Long before the Smith St. restaurant scene began there was a quite remarkable restaurant for a few years on Hoyt and Bergen, where the Brooklyn Inn is now. It was called Huberts and was run by a husband and wife team between 1979 and 1981 or ’82; they later relocated to Manhattan and were quite successful for several years. The Hubert’s were among the early adherents to the Greenmarket aesthetic. They also brought in guest chefs – it was quite amazing in the early 1980s to enjoy a special meal at Hubert’s in Boerum Hill prepared by chefs like Diana Kennedy and Jacques Pepin!
Petebklyn, I agree that it was the time of day, because almost all the storefronts were closed by dark. There were also quite a few storefronts that were private “clubs” — and even in the day, there was blocks without much in the way of a storefront that you’d enter to buy something. It may be shuttered in the early morning now, but if you walk down Smith, there are still many retail stores open by noon (and many of the restaurants as well).
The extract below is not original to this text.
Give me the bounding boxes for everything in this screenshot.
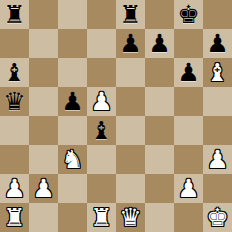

I think when people refer to boarded up or shuttered – it is because time of day. I really don’t ever remember many vacancies on Smith.. but if went in evening, yes, almost all were closed by then. It was a daytime place not the nighttime place as is now. Walk down that street now in morning – – it is shuttered.
CGfan, you may be right. I don’t recall exactly which restaurants opened when, only that Smith Street was largely vacant when I moved to the neighborhood but for a few new restaurants that went on to form the backbone of the new “restaurant row”.
bxgrl2, I can understand that. Even the less than desirable areas have very lively street life. I wasn’t here in the 80’s so I cant relate to the emptiness but Bed Stuy and Crown Heights are always packed with people during the day. I guess I was asking more along the lines of the working class nature of the areas.
Yes the Met food. Maybe they’ve cleaned up their act as have many smaller supermarkets (that has certainly happened in Park Slope where I now live). Maybe not so much boarded up storefronts as vacant ones or storefronts that had been bricked over (maybe being used as cheap/illegal living spaces?). Anyways, I did feel scared later at night walking from the Smith St. subway down Bergen (almost all our entertainment/going out took place in Manhattan in those days); probably as a woman I was more of a target.
Even back then, Atlantic had a lot of antique stores and a single gourmet grocery (I believe between Hoyt and Bond) with nice take out that seemed like an oasis to me back then.
CarrollGardened, I didn’t think Grocery and the other restaurants opened up on Smith until much later than the mid-90s. The first restaurant I recall is Sur, in 97 or 98, and at night, it seemed like the only place along blocks of shuttered storefronts. But the Met grocery store on Smith and Warren or thereabouts seemed to be there for much longer.